NEW YORK (CNNMoney.com) -- Mortgage rates continued their downward slide, reaching their lowest point since the first of the year on slower growth in the market, according to a survey released Wednesday.
The 30-year fixed-rate mortgage averaged 6.18 percent for the week ending Nov. 22, down from 6.24 percent, according to Freddie Mac's (Charts) Primary Mortgage Market Survey. A year ago, the 30-year averaged 6.28 percent. The 30-year peaked for the year in July, at 6.80 percent.
The 15-year fixed-rate mortgage averaged 5.91 percent this week, down from 5.94 percent last week. A year ago, it averaged 5.81 percent. This is the lowest the 15-year has been since the week ending March 2, 2006, when it averaged 5.89 percent.

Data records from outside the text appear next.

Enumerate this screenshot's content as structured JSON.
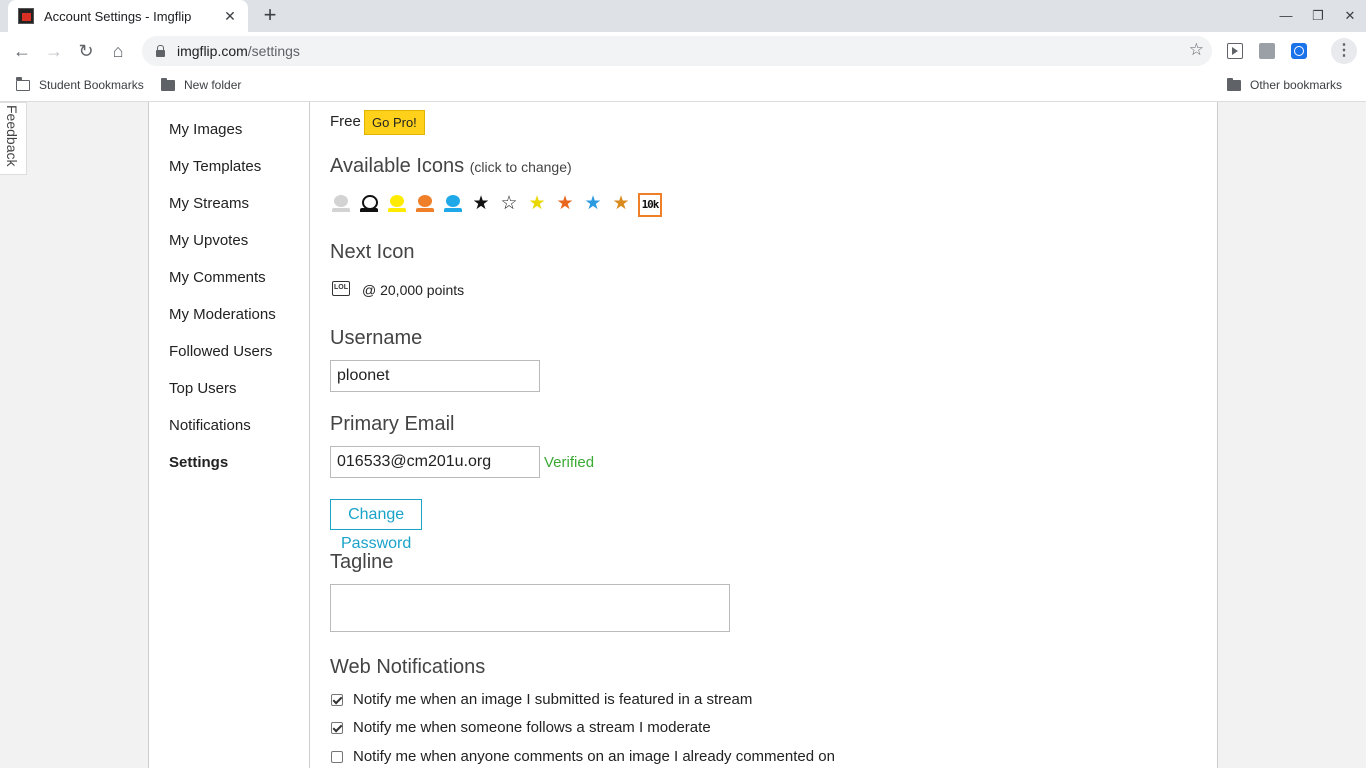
{
  "browser": {
    "tab_title": "Account Settings - Imgflip",
    "url_domain": "imgflip.com",
    "url_path": "/settings",
    "bookmarks": [
      "Student Bookmarks",
      "New folder"
    ],
    "other_bookmarks": "Other bookmarks"
  },
  "feedback": "Feedback",
  "sidebar": {
    "items": [
      {
        "label": "My Images"
      },
      {
        "label": "My Templates"
      },
      {
        "label": "My Streams"
      },
      {
        "label": "My Upvotes"
      },
      {
        "label": "My Comments"
      },
      {
        "label": "My Moderations"
      },
      {
        "label": "Followed Users"
      },
      {
        "label": "Top Users"
      },
      {
        "label": "Notifications"
      },
      {
        "label": "Settings",
        "active": true
      }
    ]
  },
  "account": {
    "plan": "Free",
    "go_pro": "Go Pro!"
  },
  "icons": {
    "heading": "Available Icons",
    "hint": "(click to change)",
    "items": [
      "user-gray-icon",
      "user-black-outline-icon",
      "user-yellow-icon",
      "user-orange-icon",
      "user-blue-icon",
      "star-black-icon",
      "star-outline-icon",
      "star-yellow-icon",
      "star-orange-icon",
      "star-blue-icon",
      "star-gold-icon",
      "10k-icon"
    ],
    "tenk_label": "10k"
  },
  "next_icon": {
    "heading": "Next Icon",
    "icon_label": "LOL",
    "points": "@ 20,000 points"
  },
  "username": {
    "label": "Username",
    "value": "ploonet"
  },
  "email": {
    "label": "Primary Email",
    "value": "016533@cm201u.org",
    "status": "Verified"
  },
  "change_password": "Change Password",
  "tagline": {
    "label": "Tagline",
    "value": ""
  },
  "web_notifications": {
    "heading": "Web Notifications",
    "options": [
      {
        "label": "Notify me when an image I submitted is featured in a stream",
        "checked": true
      },
      {
        "label": "Notify me when someone follows a stream I moderate",
        "checked": true
      },
      {
        "label": "Notify me when anyone comments on an image I already commented on",
        "checked": false
      }
    ]
  },
  "colors": {
    "accent": "#1aa3c9",
    "verified": "#3aaa35",
    "go_pro": "#ffd11a"
  }
}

Rates for five-year adjustable-rate mortgages (ARMs) came in at 5.99 percent this week, down from 6.04 percent last week. A year ago, they averaged 5.75 percent.
One-year ARMs averaged 5.49 percent, down from 5.54 percent last week. A year ago, the one-year ARM averaged 5.14 percent.

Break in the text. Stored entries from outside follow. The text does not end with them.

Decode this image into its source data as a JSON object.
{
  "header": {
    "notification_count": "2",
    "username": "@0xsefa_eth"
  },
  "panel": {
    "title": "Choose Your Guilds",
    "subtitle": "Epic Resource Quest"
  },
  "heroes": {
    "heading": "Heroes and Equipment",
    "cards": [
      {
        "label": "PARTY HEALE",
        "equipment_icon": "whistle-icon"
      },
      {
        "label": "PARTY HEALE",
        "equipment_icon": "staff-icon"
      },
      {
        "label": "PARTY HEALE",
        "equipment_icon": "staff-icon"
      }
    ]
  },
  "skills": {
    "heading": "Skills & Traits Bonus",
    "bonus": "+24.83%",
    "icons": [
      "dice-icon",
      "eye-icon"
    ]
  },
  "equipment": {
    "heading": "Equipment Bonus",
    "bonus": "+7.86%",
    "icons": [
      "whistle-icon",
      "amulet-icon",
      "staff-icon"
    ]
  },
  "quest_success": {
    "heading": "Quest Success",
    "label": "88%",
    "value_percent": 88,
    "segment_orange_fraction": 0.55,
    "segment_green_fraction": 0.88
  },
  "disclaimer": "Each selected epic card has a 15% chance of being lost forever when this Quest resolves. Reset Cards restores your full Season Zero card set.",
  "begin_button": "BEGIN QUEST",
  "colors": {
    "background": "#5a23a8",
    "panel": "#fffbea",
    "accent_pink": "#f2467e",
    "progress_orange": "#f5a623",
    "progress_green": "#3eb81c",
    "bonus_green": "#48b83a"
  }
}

"Housing starts in October were down more than expected, which the market saw as an indication housing would be a bigger drag on the economy than had previously been thought," said Frank Nothaft, Freddie Mac vice president and chief economist, in a statement. "Slower growth usually means less inflation and less inflation means lower interest rates. Hence, the drop in mortgage rates this week."

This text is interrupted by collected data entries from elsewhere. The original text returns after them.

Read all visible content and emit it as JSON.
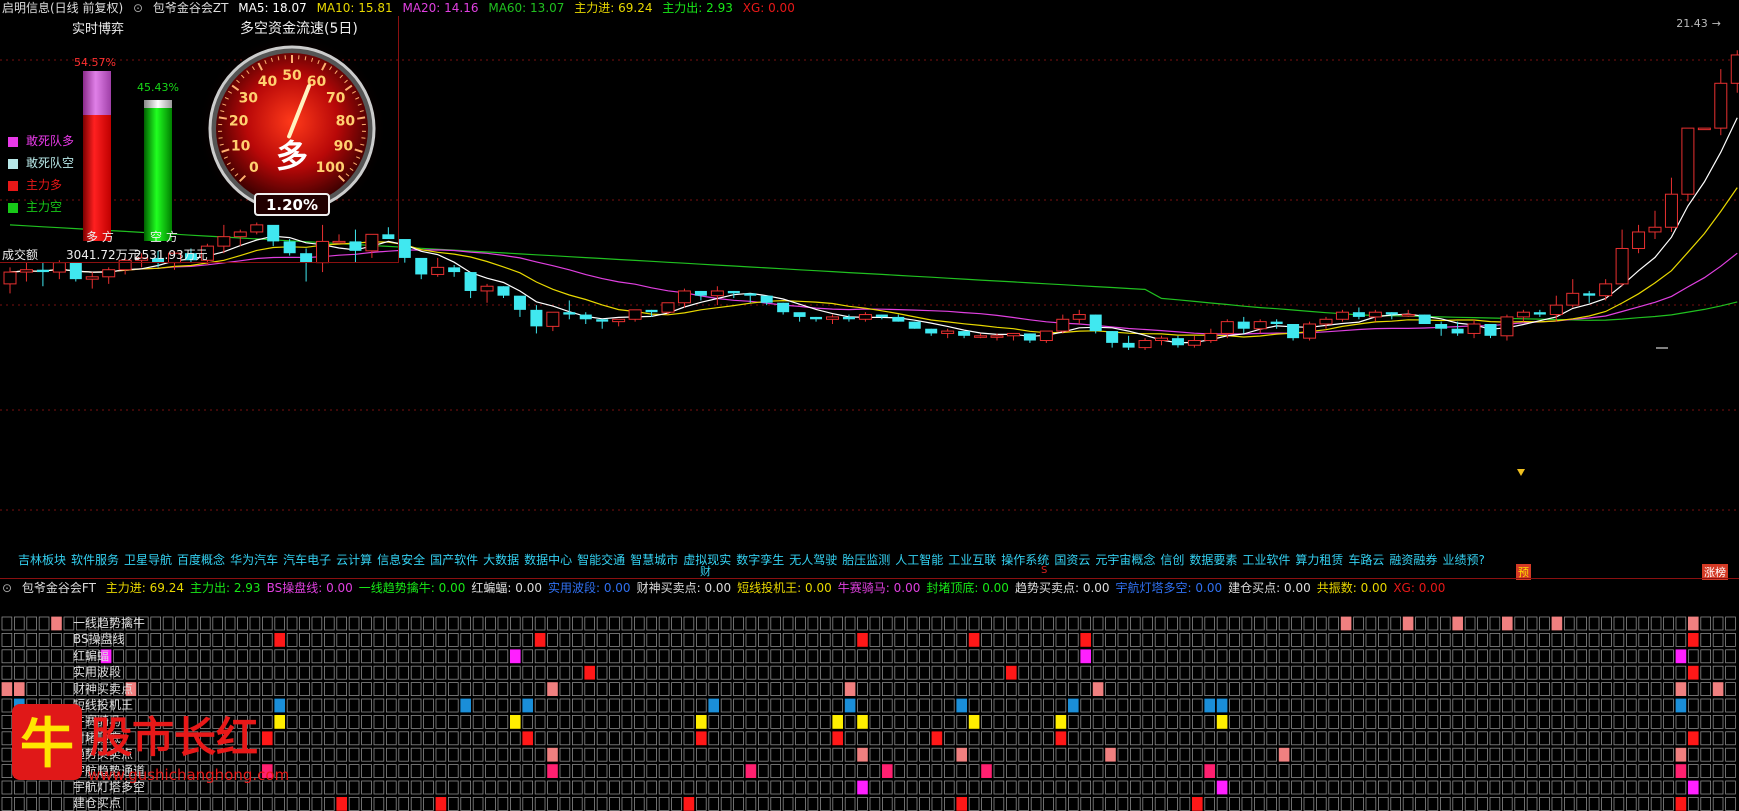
{
  "window_title": {
    "app": "启明信息(日线 前复权)",
    "indicator": "包爷金谷会ZT",
    "ma5_label": "MA5:",
    "ma5": "18.07",
    "ma10_label": "MA10:",
    "ma10": "15.81",
    "ma20_label": "MA20:",
    "ma20": "14.16",
    "ma60_label": "MA60:",
    "ma60": "13.07",
    "zl_in_label": "主力进:",
    "zl_in": "69.24",
    "zl_out_label": "主力出:",
    "zl_out": "2.93",
    "xg_label": "XG:",
    "xg": "0.00"
  },
  "top_price": "21.43",
  "left_panel": {
    "title": "实时博弈",
    "bull_pct": "54.57%",
    "bear_pct": "45.43%",
    "bull_fill": 0.5457,
    "bear_fill": 0.4543,
    "legend": [
      {
        "label": "敢死队多",
        "color": "#e83ae8"
      },
      {
        "label": "敢死队空",
        "color": "#b8e8e8"
      },
      {
        "label": "主力多",
        "color": "#e81818"
      },
      {
        "label": "主力空",
        "color": "#18c818"
      }
    ],
    "bull_label": "多 方",
    "bear_label": "空 方",
    "volume_label": "成交额",
    "bull_amount": "3041.72万元",
    "bear_amount": "2531.93万元"
  },
  "gauge": {
    "title": "多空资金流速(5日)",
    "ticks": [
      "0",
      "10",
      "20",
      "30",
      "40",
      "50",
      "60",
      "70",
      "80",
      "90",
      "100"
    ],
    "center_text": "多",
    "percent": "1.20%",
    "needle_value": 58
  },
  "main_chart": {
    "colors": {
      "up": "#e83030",
      "down": "#40e8f0",
      "ma5": "#ffffff",
      "ma10": "#e8d800",
      "ma20": "#e040e0",
      "ma60": "#20c020"
    },
    "candles": [
      [
        11.7,
        12.4,
        11.3,
        12.2
      ],
      [
        12.2,
        12.6,
        11.8,
        12.3
      ],
      [
        12.3,
        12.6,
        11.6,
        12.2
      ],
      [
        12.2,
        12.7,
        11.9,
        12.6
      ],
      [
        12.6,
        12.5,
        11.8,
        11.9
      ],
      [
        11.9,
        12.2,
        11.5,
        12.0
      ],
      [
        12.0,
        12.4,
        11.7,
        12.3
      ],
      [
        12.3,
        12.8,
        12.1,
        12.7
      ],
      [
        12.7,
        13.0,
        12.4,
        12.8
      ],
      [
        12.8,
        13.1,
        12.4,
        12.6
      ],
      [
        12.6,
        13.1,
        12.3,
        13.0
      ],
      [
        13.0,
        13.2,
        12.6,
        12.7
      ],
      [
        12.7,
        13.4,
        12.5,
        13.3
      ],
      [
        13.3,
        14.2,
        13.0,
        13.7
      ],
      [
        13.7,
        14.0,
        13.3,
        13.9
      ],
      [
        13.9,
        14.3,
        13.8,
        14.2
      ],
      [
        14.2,
        14.0,
        13.3,
        13.5
      ],
      [
        13.5,
        13.6,
        12.9,
        13.0
      ],
      [
        13.0,
        13.2,
        11.8,
        12.6
      ],
      [
        12.6,
        14.2,
        12.2,
        13.5
      ],
      [
        13.5,
        13.8,
        13.4,
        13.5
      ],
      [
        13.5,
        14.0,
        12.6,
        13.1
      ],
      [
        13.1,
        13.8,
        12.8,
        13.8
      ],
      [
        13.8,
        14.1,
        13.7,
        13.6
      ],
      [
        13.6,
        13.5,
        12.6,
        12.8
      ],
      [
        12.8,
        12.7,
        11.9,
        12.1
      ],
      [
        12.1,
        12.8,
        12.0,
        12.4
      ],
      [
        12.4,
        12.5,
        12.0,
        12.2
      ],
      [
        12.2,
        12.0,
        11.1,
        11.4
      ],
      [
        11.4,
        11.7,
        10.9,
        11.6
      ],
      [
        11.6,
        11.6,
        11.1,
        11.2
      ],
      [
        11.2,
        11.0,
        10.3,
        10.6
      ],
      [
        10.6,
        10.8,
        9.6,
        9.9
      ],
      [
        9.9,
        10.5,
        9.7,
        10.5
      ],
      [
        10.5,
        11.0,
        10.2,
        10.4
      ],
      [
        10.4,
        10.5,
        10.0,
        10.2
      ],
      [
        10.2,
        10.2,
        9.8,
        10.1
      ],
      [
        10.1,
        10.2,
        9.9,
        10.2
      ],
      [
        10.2,
        10.6,
        10.1,
        10.6
      ],
      [
        10.6,
        10.6,
        10.3,
        10.5
      ],
      [
        10.5,
        10.9,
        10.4,
        10.9
      ],
      [
        10.9,
        11.5,
        10.7,
        11.4
      ],
      [
        11.4,
        11.4,
        11.0,
        11.2
      ],
      [
        11.2,
        11.6,
        10.8,
        11.4
      ],
      [
        11.4,
        11.4,
        11.1,
        11.3
      ],
      [
        11.3,
        11.2,
        10.9,
        11.2
      ],
      [
        11.2,
        11.1,
        10.8,
        10.9
      ],
      [
        10.9,
        10.9,
        10.4,
        10.5
      ],
      [
        10.5,
        10.4,
        10.1,
        10.3
      ],
      [
        10.3,
        10.3,
        10.1,
        10.2
      ],
      [
        10.2,
        10.4,
        10.0,
        10.3
      ],
      [
        10.3,
        10.4,
        10.1,
        10.2
      ],
      [
        10.2,
        10.5,
        10.1,
        10.4
      ],
      [
        10.4,
        10.4,
        10.2,
        10.3
      ],
      [
        10.3,
        10.4,
        10.1,
        10.1
      ],
      [
        10.1,
        10.1,
        9.8,
        9.8
      ],
      [
        9.8,
        9.8,
        9.5,
        9.6
      ],
      [
        9.6,
        9.8,
        9.4,
        9.7
      ],
      [
        9.7,
        9.7,
        9.4,
        9.5
      ],
      [
        9.5,
        9.6,
        9.4,
        9.5
      ],
      [
        9.5,
        9.6,
        9.3,
        9.5
      ],
      [
        9.5,
        9.6,
        9.3,
        9.6
      ],
      [
        9.6,
        9.6,
        9.2,
        9.3
      ],
      [
        9.3,
        9.7,
        9.2,
        9.7
      ],
      [
        9.7,
        10.4,
        9.6,
        10.2
      ],
      [
        10.2,
        10.6,
        10.0,
        10.4
      ],
      [
        10.4,
        10.4,
        9.6,
        9.7
      ],
      [
        9.7,
        9.7,
        9.0,
        9.2
      ],
      [
        9.2,
        9.5,
        8.9,
        9.0
      ],
      [
        9.0,
        9.4,
        8.9,
        9.3
      ],
      [
        9.3,
        9.5,
        9.1,
        9.4
      ],
      [
        9.4,
        9.5,
        9.0,
        9.1
      ],
      [
        9.1,
        9.5,
        9.0,
        9.3
      ],
      [
        9.3,
        9.8,
        9.2,
        9.6
      ],
      [
        9.6,
        10.2,
        9.4,
        10.1
      ],
      [
        10.1,
        10.3,
        9.6,
        9.8
      ],
      [
        9.8,
        10.2,
        9.6,
        10.1
      ],
      [
        10.1,
        10.2,
        9.8,
        10.0
      ],
      [
        10.0,
        9.9,
        9.3,
        9.4
      ],
      [
        9.4,
        10.1,
        9.3,
        10.0
      ],
      [
        10.0,
        10.3,
        9.8,
        10.2
      ],
      [
        10.2,
        10.6,
        10.1,
        10.5
      ],
      [
        10.5,
        10.7,
        10.2,
        10.3
      ],
      [
        10.3,
        10.6,
        10.1,
        10.5
      ],
      [
        10.5,
        10.5,
        10.2,
        10.4
      ],
      [
        10.4,
        10.6,
        10.3,
        10.4
      ],
      [
        10.4,
        10.4,
        10.0,
        10.0
      ],
      [
        10.0,
        10.1,
        9.5,
        9.8
      ],
      [
        9.8,
        10.1,
        9.5,
        9.6
      ],
      [
        9.6,
        10.2,
        9.4,
        10.0
      ],
      [
        10.0,
        10.0,
        9.4,
        9.5
      ],
      [
        9.5,
        10.4,
        9.3,
        10.3
      ],
      [
        10.3,
        10.6,
        10.1,
        10.5
      ],
      [
        10.5,
        10.6,
        10.3,
        10.4
      ],
      [
        10.4,
        11.2,
        10.1,
        10.8
      ],
      [
        10.8,
        11.9,
        10.7,
        11.3
      ],
      [
        11.3,
        11.4,
        10.9,
        11.2
      ],
      [
        11.2,
        11.9,
        11.0,
        11.7
      ],
      [
        11.7,
        14.0,
        11.6,
        13.2
      ],
      [
        13.2,
        14.2,
        13.0,
        13.9
      ],
      [
        13.9,
        14.8,
        13.6,
        14.1
      ],
      [
        14.1,
        16.2,
        13.9,
        15.5
      ],
      [
        15.5,
        18.3,
        15.2,
        18.3
      ],
      [
        18.3,
        18.3,
        18.3,
        18.3
      ],
      [
        18.3,
        20.8,
        18.0,
        20.2
      ],
      [
        20.2,
        21.6,
        19.8,
        21.4
      ]
    ],
    "sectors": [
      "吉林板块",
      "软件服务",
      "卫星导航",
      "百度概念",
      "华为汽车",
      "汽车电子",
      "云计算",
      "信息安全",
      "国产软件",
      "大数据",
      "数据中心",
      "智能交通",
      "智慧城市",
      "虚拟现实",
      "数字孪生",
      "无人驾驶",
      "胎压监测",
      "人工智能",
      "工业互联",
      "操作系统",
      "国资云",
      "元宇宙概念",
      "信创",
      "数据要素",
      "工业软件",
      "算力租赁",
      "车路云",
      "融资融券",
      "业绩预?"
    ],
    "marker_cai": "财",
    "marker_s": "S",
    "marker_yu": "预",
    "marker_zb": "涨榜"
  },
  "sub_chart": {
    "title": "包爷金谷会FT",
    "values": [
      {
        "label": "主力进:",
        "value": "69.24",
        "color": "#e8d800"
      },
      {
        "label": "主力出:",
        "value": "2.93",
        "color": "#18e818"
      },
      {
        "label": "BS操盘线:",
        "value": "0.00",
        "color": "#e040e0"
      },
      {
        "label": "一线趋势擒牛:",
        "value": "0.00",
        "color": "#18e818"
      },
      {
        "label": "红蝙蝠:",
        "value": "0.00",
        "color": "#dddddd"
      },
      {
        "label": "实用波段:",
        "value": "0.00",
        "color": "#3070f0"
      },
      {
        "label": "财神买卖点:",
        "value": "0.00",
        "color": "#dddddd"
      },
      {
        "label": "短线投机王:",
        "value": "0.00",
        "color": "#e8d800"
      },
      {
        "label": "牛赛骑马:",
        "value": "0.00",
        "color": "#e040e0"
      },
      {
        "label": "封堵顶底:",
        "value": "0.00",
        "color": "#18e818"
      },
      {
        "label": "趋势买卖点:",
        "value": "0.00",
        "color": "#dddddd"
      },
      {
        "label": "宇航灯塔多空:",
        "value": "0.00",
        "color": "#3070f0"
      },
      {
        "label": "建仓买点:",
        "value": "0.00",
        "color": "#dddddd"
      },
      {
        "label": "共振数:",
        "value": "0.00",
        "color": "#e8d800"
      },
      {
        "label": "XG:",
        "value": "0.00",
        "color": "#e81818"
      }
    ],
    "rows": [
      {
        "label": "一线趋势擒牛",
        "color": "#f08080",
        "hits": [
          4,
          108,
          113,
          117,
          121,
          125,
          136
        ]
      },
      {
        "label": "BS操盘线",
        "color": "#ff1818",
        "hits": [
          22,
          43,
          69,
          78,
          87,
          136
        ]
      },
      {
        "label": "红蝙蝠",
        "color": "#ff20ff",
        "hits": [
          8,
          41,
          87,
          135
        ]
      },
      {
        "label": "实用波段",
        "color": "#ff1818",
        "hits": [
          47,
          81,
          136
        ]
      },
      {
        "label": "财神买卖点",
        "color": "#f08080",
        "hits": [
          0,
          1,
          10,
          44,
          68,
          88,
          135,
          138
        ]
      },
      {
        "label": "短线投机王",
        "color": "#1a8ed8",
        "hits": [
          1,
          22,
          37,
          42,
          57,
          68,
          77,
          86,
          97,
          98,
          135
        ]
      },
      {
        "label": "牛赛骑马",
        "color": "#ffee00",
        "hits": [
          22,
          41,
          56,
          67,
          69,
          78,
          85,
          98
        ]
      },
      {
        "label": "封堵顶底",
        "color": "#ff1818",
        "hits": [
          21,
          42,
          56,
          67,
          75,
          85,
          136
        ]
      },
      {
        "label": "趋势买卖点",
        "color": "#f08080",
        "hits": [
          44,
          69,
          77,
          89,
          103,
          135
        ]
      },
      {
        "label": "宇航趋势通道",
        "color": "#ff2070",
        "hits": [
          21,
          44,
          60,
          71,
          79,
          97,
          135
        ]
      },
      {
        "label": "宇航灯塔多空",
        "color": "#ff20ff",
        "hits": [
          69,
          98,
          136
        ]
      },
      {
        "label": "建仓买点",
        "color": "#ff1818",
        "hits": [
          27,
          35,
          55,
          77,
          96,
          135
        ]
      }
    ]
  },
  "watermark": {
    "char": "牛",
    "text": "股市长红",
    "url": "www.gushichanghong.com"
  }
}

Experts, such as the Mortgage Banker's Association chief economist, Doug Duncan, had forecast that interest rates would be fairly stable for the year; they were not expected to exceed 7.0 percent for a 30-year fixed. Few forecasters, though, predicted they would drop this precipitously.
For a borrower, the lower rates add up to substantial savings. The monthly payment on a $200,000, 30-year fixed-rate mortgage at 6.8 percent comes to $1,303.85. At 6.18 percent, it's just $1,222.34 - $81.51 less, or $29,343 over the course of the loan.